No one in Oz had the ability to raise and control the dead. Everyone else in Oz had to brew a potion to teleport places. The Fisher King had a ring that could just rip a hole in the air that he could step into and be wherever he wanted. We were dealing with someone who had powers way beyond anything we had seen before. Yes, we should have tested his ability to heal. At the time, we just wanted to get him where he couldn’t hurt anyone before he whipped out any more surprises. Even as we tied his hands and led him underground, he was yelling he wasn’t done with Oz yet, and if he didn’t make us pay, our ancestors would. He told us again he could never die, and it was only a matter of time before he rose again.”

  “And he did. Because you got lonely,” Pridius spat.

  “Sir, How Old Are You?” Illyna asked.

  Pridius puffed up his chest. “I’m not sure what that has to do with anything, but I was born seventy years ago.”
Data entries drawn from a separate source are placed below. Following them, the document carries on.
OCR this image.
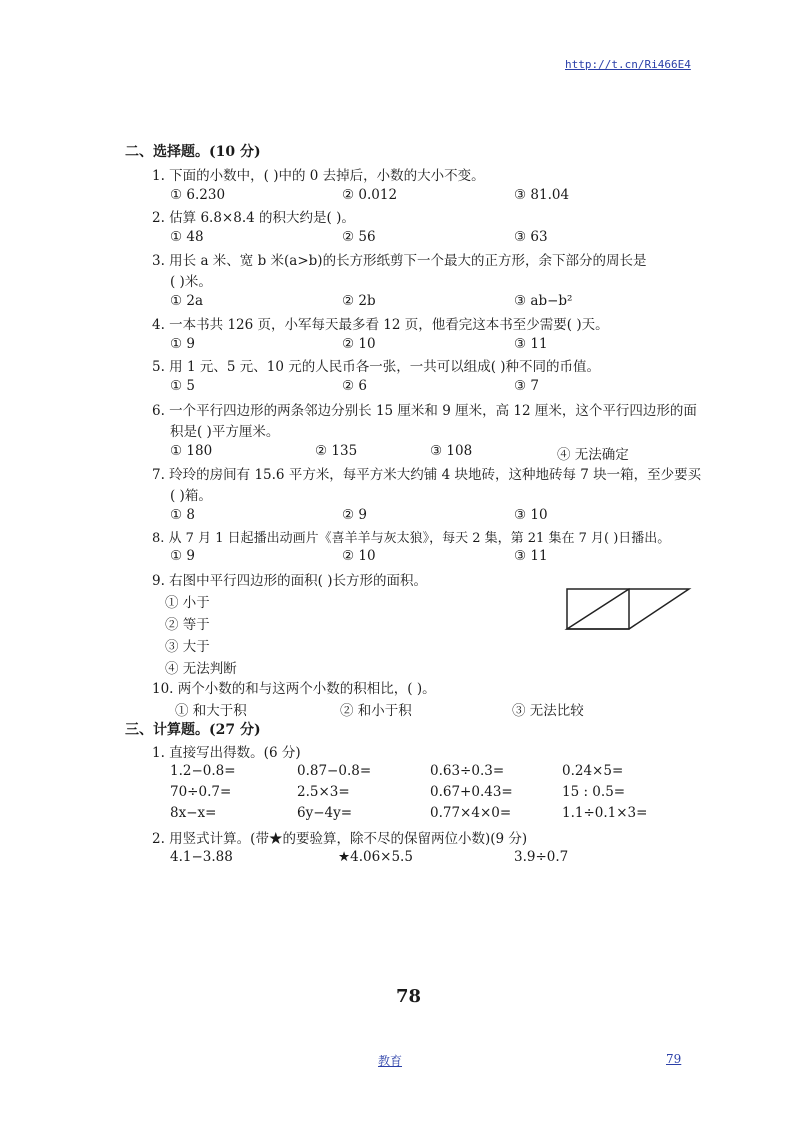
http://t.cn/Ri466E4
二、选择题。(10 分)
1. 下面的小数中，( )中的 0 去掉后，小数的大小不变。
① 6.230	② 0.012	③ 81.04
2. 估算 6.8×8.4 的积大约是( )。
① 48	② 56	③ 63
3. 用长 a 米、宽 b 米(a>b)的长方形纸剪下一个最大的正方形，余下部分的周长是
( )米。
① 2a	② 2b	③ ab−b²
4. 一本书共 126 页，小军每天最多看 12 页，他看完这本书至少需要( )天。
① 9	② 10	③ 11
5. 用 1 元、5 元、10 元的人民币各一张，一共可以组成( )种不同的币值。
① 5	② 6	③ 7
6. 一个平行四边形的两条邻边分别长 15 厘米和 9 厘米，高 12 厘米，这个平行四边形的面
积是( )平方厘米。
① 180	② 135	③ 108	④ 无法确定
7. 玲玲的房间有 15.6 平方米，每平方米大约铺 4 块地砖，这种地砖每 7 块一箱，至少要买
( )箱。
① 8	② 9	③ 10
8. 从 7 月 1 日起播出动画片《喜羊羊与灰太狼》，每天 2 集，第 21 集在 7 月( )日播出。
① 9	② 10	③ 11
9. 右图中平行四边形的面积( )长方形的面积。
① 小于
② 等于
③ 大于
④ 无法判断
10. 两个小数的和与这两个小数的积相比，( )。
① 和大于积	② 和小于积	③ 无法比较
三、计算题。(27 分)
1. 直接写出得数。(6 分)
1.2−0.8=	0.87−0.8=	0.63÷0.3=	0.24×5=
70÷0.7=	2.5×3=	0.67+0.43=	15 : 0.5=
8x−x=	6y−4y=	0.77×4×0=	1.1÷0.1×3=
2. 用竖式计算。(带★的要验算，除不尽的保留两位小数)(9 分)
4.1−3.88	★4.06×5.5	3.9÷0.7
78
教育	79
  “I’m over five hundred years old,” Illyna said. “The only thing I can say in my defense is that living in a cave for four hundred years with no one to talk to can drive you mad. Eventually, you get desperate and will reply when the madman you’ve been guarding for the past four hundred years tries to talk to you and believe me, he tried for four hundred years before it got to be too much and I responded. He twisted my loneliness into anger at the Sentinels for leaving me there for that long, and I eventually let him out and gave him his ring back. I thought I was in love with him.”
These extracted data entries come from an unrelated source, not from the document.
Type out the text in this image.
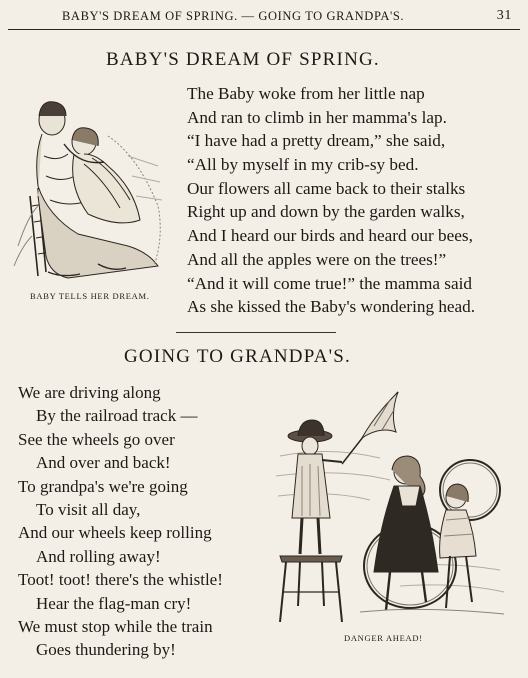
BABY'S DREAM OF SPRING. — GOING TO GRANDPA'S.	31
BABY'S DREAM OF SPRING.
BABY TELLS HER DREAM.
The Baby woke from her little nap
And ran to climb in her mamma's lap.
“I have had a pretty dream,” she said,
“All by myself in my crib-sy bed.
Our flowers all came back to their stalks
Right up and down by the garden walks,
And I heard our birds and heard our bees,
And all the apples were on the trees!”
“And it will come true!” the mamma said
As she kissed the Baby's wondering head.
GOING TO GRANDPA'S.
We are driving along
By the railroad track —
See the wheels go over
And over and back!
To grandpa's we're going
To visit all day,
And our wheels keep rolling
And rolling away!
Toot! toot! there's the whistle!
Hear the flag-man cry!
We must stop while the train
Goes thundering by!
DANGER AHEAD!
  Pavius had been making an ass of himself this entire trial, and I guess he decided to have a go at it again. Pavius was kind of round for a Gillikin and had hair growing out his ears.

  “How do we know poor Locasta didn’t feel bad for you being stuck in that cave and tried to visit you? How do we know you aren’t jealous of her, and you killed the Fisher King and are trying to frame Locasta because you’re just a nasty, jealous woman? None of us remember the Fisher King. All we have is your word that he’s such a nasty person. How do we know all of this is not your doing?”